During Trinity Church, Myrtle Beach’s testimony, the defendant’s attorney David Booth Beers asked the witness Frank Sloan repeatedly why they removed references to the national Church from their corporate documents.
After Plaintiffs objected Judge Goodstein said, agreeing with the objection, that the questions asked “goes to justification of why the entities did what they did. My concern is more the structure of the government-are we pre 1900 or after, when was the incorporation, what were the By-Laws? There’s been too much focus on the justification for why they did what they did. As it stands were not a hierarchical, state, we are for neutrality. The justification is interesting but not what I think should be the focus of this court.”

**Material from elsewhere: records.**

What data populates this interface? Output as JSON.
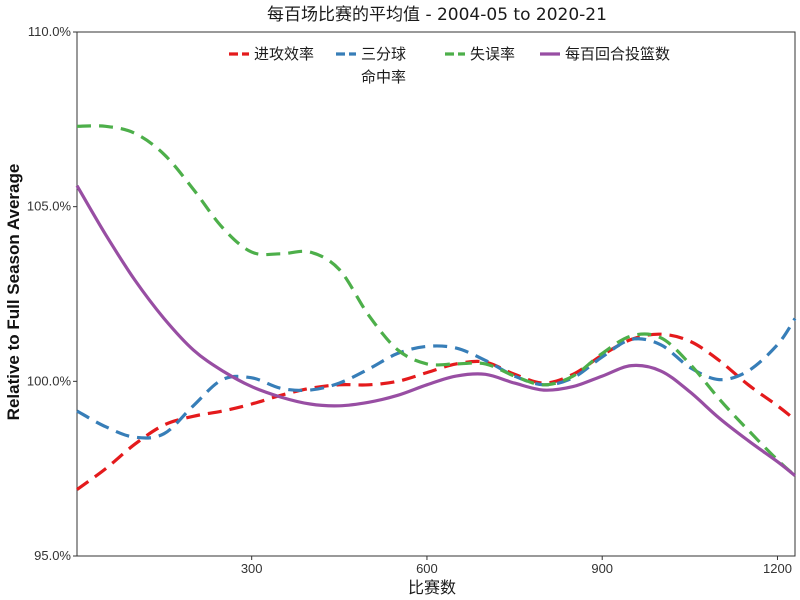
{
  "chart_data": {
    "type": "line",
    "title": "每百场比赛的平均值  - 2004-05 to 2020-21",
    "xlabel": "比赛数",
    "ylabel": "Relative to Full Season Average",
    "xlim": [
      1,
      1230
    ],
    "ylim": [
      95.0,
      110.0
    ],
    "x_ticks": [
      300,
      600,
      900,
      1200
    ],
    "x_tick_labels": [
      "300",
      "600",
      "900",
      "1200"
    ],
    "y_ticks": [
      95,
      100,
      105,
      110
    ],
    "y_tick_labels": [
      "95.0%",
      "100.0%",
      "105.0%",
      "110.0%"
    ],
    "grid": false,
    "legend_position": "top",
    "series": [
      {
        "name": "进攻效率",
        "color": "#e41a1c",
        "dash": "dashed",
        "points": [
          [
            1,
            96.9
          ],
          [
            50,
            97.5
          ],
          [
            100,
            98.2
          ],
          [
            150,
            98.75
          ],
          [
            200,
            99.0
          ],
          [
            250,
            99.15
          ],
          [
            300,
            99.35
          ],
          [
            350,
            99.6
          ],
          [
            400,
            99.8
          ],
          [
            450,
            99.9
          ],
          [
            500,
            99.9
          ],
          [
            550,
            100.0
          ],
          [
            600,
            100.25
          ],
          [
            650,
            100.5
          ],
          [
            700,
            100.55
          ],
          [
            750,
            100.2
          ],
          [
            800,
            99.95
          ],
          [
            850,
            100.2
          ],
          [
            900,
            100.75
          ],
          [
            950,
            101.2
          ],
          [
            1000,
            101.35
          ],
          [
            1050,
            101.15
          ],
          [
            1100,
            100.6
          ],
          [
            1150,
            99.9
          ],
          [
            1200,
            99.3
          ],
          [
            1230,
            98.9
          ]
        ]
      },
      {
        "name": "三分球命中率",
        "color": "#377eb8",
        "dash": "dashed",
        "points": [
          [
            1,
            99.15
          ],
          [
            50,
            98.7
          ],
          [
            100,
            98.4
          ],
          [
            150,
            98.5
          ],
          [
            200,
            99.3
          ],
          [
            250,
            100.05
          ],
          [
            300,
            100.1
          ],
          [
            350,
            99.8
          ],
          [
            400,
            99.75
          ],
          [
            450,
            99.95
          ],
          [
            500,
            100.35
          ],
          [
            550,
            100.8
          ],
          [
            600,
            101.0
          ],
          [
            650,
            100.95
          ],
          [
            700,
            100.6
          ],
          [
            750,
            100.15
          ],
          [
            800,
            99.9
          ],
          [
            850,
            100.1
          ],
          [
            900,
            100.7
          ],
          [
            950,
            101.2
          ],
          [
            1000,
            101.05
          ],
          [
            1050,
            100.4
          ],
          [
            1100,
            100.05
          ],
          [
            1150,
            100.3
          ],
          [
            1200,
            101.05
          ],
          [
            1230,
            101.8
          ]
        ]
      },
      {
        "name": "失误率",
        "color": "#4daf4a",
        "dash": "dashed",
        "points": [
          [
            1,
            107.3
          ],
          [
            50,
            107.3
          ],
          [
            100,
            107.1
          ],
          [
            150,
            106.5
          ],
          [
            200,
            105.5
          ],
          [
            250,
            104.4
          ],
          [
            300,
            103.7
          ],
          [
            350,
            103.65
          ],
          [
            400,
            103.7
          ],
          [
            450,
            103.2
          ],
          [
            500,
            101.9
          ],
          [
            550,
            100.9
          ],
          [
            600,
            100.5
          ],
          [
            650,
            100.5
          ],
          [
            700,
            100.5
          ],
          [
            750,
            100.15
          ],
          [
            800,
            99.9
          ],
          [
            850,
            100.15
          ],
          [
            900,
            100.8
          ],
          [
            950,
            101.3
          ],
          [
            1000,
            101.25
          ],
          [
            1050,
            100.5
          ],
          [
            1100,
            99.5
          ],
          [
            1150,
            98.6
          ],
          [
            1200,
            97.75
          ],
          [
            1230,
            97.3
          ]
        ]
      },
      {
        "name": "每百回合投篮数",
        "color": "#984ea3",
        "dash": "solid",
        "points": [
          [
            1,
            105.6
          ],
          [
            50,
            104.2
          ],
          [
            100,
            102.9
          ],
          [
            150,
            101.8
          ],
          [
            200,
            100.9
          ],
          [
            250,
            100.3
          ],
          [
            300,
            99.85
          ],
          [
            350,
            99.55
          ],
          [
            400,
            99.35
          ],
          [
            450,
            99.3
          ],
          [
            500,
            99.4
          ],
          [
            550,
            99.6
          ],
          [
            600,
            99.9
          ],
          [
            650,
            100.15
          ],
          [
            700,
            100.2
          ],
          [
            750,
            99.95
          ],
          [
            800,
            99.75
          ],
          [
            850,
            99.85
          ],
          [
            900,
            100.15
          ],
          [
            950,
            100.45
          ],
          [
            1000,
            100.3
          ],
          [
            1050,
            99.7
          ],
          [
            1100,
            98.95
          ],
          [
            1150,
            98.3
          ],
          [
            1200,
            97.7
          ],
          [
            1230,
            97.3
          ]
        ]
      }
    ],
    "legend": {
      "items": [
        {
          "line1": "进攻效率",
          "line2": ""
        },
        {
          "line1": "三分球",
          "line2": "命中率"
        },
        {
          "line1": "失误率",
          "line2": ""
        },
        {
          "line1": "每百回合投篮数",
          "line2": ""
        }
      ]
    }
  }
}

Suzanne Schwank, testifying for the Parish Church of St. Helena’s, Beaufort, brought a 1728 Prayer Book in which references to the royal family had been crossed out, a parish registry with an entry dating back to 1706 and parish vestry minutes dating to 1724. The Vestry minutes requested and empowered one Mr. John Kean to “procure a clergyman of the Episcopalian Church for the town of Beaufort SC” in 1784 prior to the formation of either the Diocese of South Carolina or The Episcopal Church.
Can anyone expand upon this. No matter how I read it, it comes out incoherent. “As it stands were not a hierarchical, state, we are for neutrality.” Is “were” “we’re”? Is she stating here the entire case revolves around neutrality? If so, that statement has got to gave TEC shaking in her boots. I could see a cold shudder of fear in the minds of TEc’s lawyers…not that I was there. Though the other blogger’s site seems to be attempting word for word statements, this one, which seems gravitational, wasn’t one of them.
I assume that’s “we’re,” and that the judge is intent on applying SC law consistent with the All Saints Waccamaw SC Supreme Court decision which means that implied trusts are not valid in SC and only neutral property law will be enforced.
That’s what I was hoping. Thanks, Katherine.
Milton, I am not an expert on this trial. However, that is how Judge Goodstein has ruled so far; she is applying SC law.
IF the Episcopal Church in the USA was a hierarchical church, then Katherine would have been able to keep her word and enforce the Dar es Salaam agreement she signed.
Great big IF.
“Were” has to be a typo for “we’re”. Only way it makes any sense at all.
The All Saints case has already determined (1) TEC is not a heirerarchical church under South Carolina law and (2) the Denis Canon is not enforceable in South Carolina. That is why the reasons DSC left are irrelevant. It is strictly a case about neutral principles of corporate and property law.
I remember asking a question of an attorney friend when the All Saints decision came in 2009 (IIRC). I asked if TEc were to appeal to SCOTUS, what were the chances of the justices taking the case? He thought the chances were pretty small because property law is generally a state function and can differ in all 50 states. Here, the precedent is already set that courts must use neutral principles of law especially real property law when deciding who owns what even when the property in question is church property. Why TEC likes to ignore the precedent I can’t answer. I still think they are totally deluded.
BCL
Megalomania running rampant.
Scorched earth policy, BCL TEC is determined to waste the assets of the Diocese and exhaust Bp Lawrence (may God continue to bless him and all of his faithful priests and congregants !)
Yes, Luke. #9. Megalomania is indeed a possibility that I don’t want to consider but it may be the best explanation yet…. sadly.